The Industrial and Commercial Bank of China, the biggest bank by assets, made its first foreign acquisition in 2007 when it bought a 90 per cent stake in PT Bank Halim Indonesia.

"As the largest economy in South-east Asia, Indonesia has been targeted by many foreign banks, as demonstrated by recent activities by HSBC, China Construction Bank and The Bank of Tokyo-Mitsubishi UFJ," said Erwandi Hendarta, banking and finance partner at Hadiputranto Hadinoto & Partners.

"We expect these types of transactions to continue for several years."

Baker McKenzie said that besides the Chinese and Japanese banks, other players in Asian financial services, though much newer, will still have a global impact in 2018 and beyond.

One camp of contenders is Alibaba, Alipay, and Ant Financial, which is behind digital payment technologies in countries like India, the Philippines and South Korea. The second is Tencent and WeChat Pay, which have almost one billion customers in China and "frequently" hit annual growth of 50 per cent.

In a phone interview on Thursday, Stephen Bates, partner, Deal Advisory, Financial Services, KPMG Singapore, told The Business Times: "We expect deal volumes to increase by about 10 per cent (in the Asia-Pacific).

"We've got significant investor appetite from private equity and private capital, and financial institutions looking to invest across the region. Globally, there's about more than US$600 billion of dry powder in private equity that is looking to deploy across the region."
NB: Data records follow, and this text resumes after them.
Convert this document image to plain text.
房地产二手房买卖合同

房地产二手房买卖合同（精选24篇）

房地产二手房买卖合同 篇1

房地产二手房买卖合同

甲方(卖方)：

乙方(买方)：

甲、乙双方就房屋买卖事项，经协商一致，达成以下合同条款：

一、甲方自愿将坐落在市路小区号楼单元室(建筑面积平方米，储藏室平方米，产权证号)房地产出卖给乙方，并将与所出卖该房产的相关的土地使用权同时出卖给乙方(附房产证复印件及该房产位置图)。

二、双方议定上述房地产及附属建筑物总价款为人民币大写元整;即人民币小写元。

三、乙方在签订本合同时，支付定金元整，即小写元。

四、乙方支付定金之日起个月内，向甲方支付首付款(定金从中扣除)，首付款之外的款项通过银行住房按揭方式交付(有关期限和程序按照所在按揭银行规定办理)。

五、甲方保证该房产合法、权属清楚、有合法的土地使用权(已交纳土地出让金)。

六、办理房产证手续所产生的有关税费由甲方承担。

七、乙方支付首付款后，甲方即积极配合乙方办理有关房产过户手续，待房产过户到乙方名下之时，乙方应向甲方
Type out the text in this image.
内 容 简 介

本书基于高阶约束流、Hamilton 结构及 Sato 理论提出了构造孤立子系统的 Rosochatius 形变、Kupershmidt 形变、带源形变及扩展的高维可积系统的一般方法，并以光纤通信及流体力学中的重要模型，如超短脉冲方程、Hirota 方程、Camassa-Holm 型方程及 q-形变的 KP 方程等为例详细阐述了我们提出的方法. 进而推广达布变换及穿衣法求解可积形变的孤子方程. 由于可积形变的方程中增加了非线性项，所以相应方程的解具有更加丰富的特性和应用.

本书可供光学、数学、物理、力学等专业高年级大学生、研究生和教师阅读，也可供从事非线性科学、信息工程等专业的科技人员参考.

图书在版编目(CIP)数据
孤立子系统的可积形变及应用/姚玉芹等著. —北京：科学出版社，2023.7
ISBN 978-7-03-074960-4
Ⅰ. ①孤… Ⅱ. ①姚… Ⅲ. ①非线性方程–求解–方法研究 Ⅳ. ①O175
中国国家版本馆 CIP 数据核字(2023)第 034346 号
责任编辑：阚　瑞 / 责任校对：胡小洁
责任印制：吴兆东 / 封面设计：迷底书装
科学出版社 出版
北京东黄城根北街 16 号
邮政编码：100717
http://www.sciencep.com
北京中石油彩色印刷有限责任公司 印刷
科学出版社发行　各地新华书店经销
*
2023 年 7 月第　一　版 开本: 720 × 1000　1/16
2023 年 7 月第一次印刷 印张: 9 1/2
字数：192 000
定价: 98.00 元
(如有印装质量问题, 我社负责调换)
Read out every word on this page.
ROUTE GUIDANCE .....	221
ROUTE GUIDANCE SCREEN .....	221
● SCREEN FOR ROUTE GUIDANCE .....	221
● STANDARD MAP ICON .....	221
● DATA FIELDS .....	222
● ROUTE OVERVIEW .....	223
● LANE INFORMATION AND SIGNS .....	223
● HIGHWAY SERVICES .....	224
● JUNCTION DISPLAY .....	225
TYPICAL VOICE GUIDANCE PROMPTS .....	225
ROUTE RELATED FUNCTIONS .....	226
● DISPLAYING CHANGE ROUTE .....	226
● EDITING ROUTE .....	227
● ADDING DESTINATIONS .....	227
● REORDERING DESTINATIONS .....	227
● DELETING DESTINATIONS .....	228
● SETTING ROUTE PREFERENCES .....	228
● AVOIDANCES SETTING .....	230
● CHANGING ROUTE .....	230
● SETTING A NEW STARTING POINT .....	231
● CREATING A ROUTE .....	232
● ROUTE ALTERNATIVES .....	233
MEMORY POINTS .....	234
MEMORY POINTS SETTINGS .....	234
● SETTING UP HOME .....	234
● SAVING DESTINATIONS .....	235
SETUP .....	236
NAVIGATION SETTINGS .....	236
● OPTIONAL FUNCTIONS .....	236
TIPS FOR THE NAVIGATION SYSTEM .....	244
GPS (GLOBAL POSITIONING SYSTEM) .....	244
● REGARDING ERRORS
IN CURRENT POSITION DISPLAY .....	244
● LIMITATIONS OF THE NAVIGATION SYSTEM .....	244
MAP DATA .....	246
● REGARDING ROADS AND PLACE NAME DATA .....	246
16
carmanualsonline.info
He added that M&A in the financial services space in the Asia-Pacific will continue to be more active in China, Japan, Australia and India.

In Asean, although there will be a continued inflow of foreign monies into Singapore, Mr Bates said most dealmakers show "significant interest" in Indonesia, Vietnam and Thailand across banking and insurance.

"We're also seeing that in fintech businesses or non-bank financial institutions," he added.

And the fintech space is one to watch, as both inflow and outflow deals will be "very active" in this area.

"We're working on a number of deals in fintech which is series B, C funding rounds, and Singapore is a fantastic place given its regulatory support. It's a great place to raise funds and then take those funds to develop their products and invest it in the region."

On March 26, Singapore-based Grab ended months of speculation of a merger when it announced that it had acquired Uber's South-east Asia operations for an undisclosed sum.

Uber will take a 27.5 per cent stake in Grab. With the acquisition, Grab will take over Uber's operations and assets in Cambodia, Indonesia, Malaysia, Myanmar, the Philippines, Singapore, Thailand and Vietnam.

Baker McKenzie said fintechs will also fuel the increase in listing values as they scale up and look to initial public offerings (IPO) to raise additional funding or to provide exits for their private equity and venture capital investors.

In the Asia-Pacific, numerous fintech companies are also tapping the IPO markets, as well as insurance companies in countries like India, where the sector is growing rapidly and valuations have been "soaring".

According to Baker McKenzie, M&A values in the global financial sector will rise to US$616 billion in 2018, up 25 per cent from US$462 billion in 2017. This is attributed to "ultra low" interest rates, tech-enabled disruption, and regulatory pressure, which have created an environment to drive M&A activity across the financial sector throughout 2018 and beyond.

But as interest rates rise, global trade and investment growth slows, and equity prices correct, M&A values in the financial sector are forecast to fall to US$569 billion in 2019 and US$450 billion in 2020.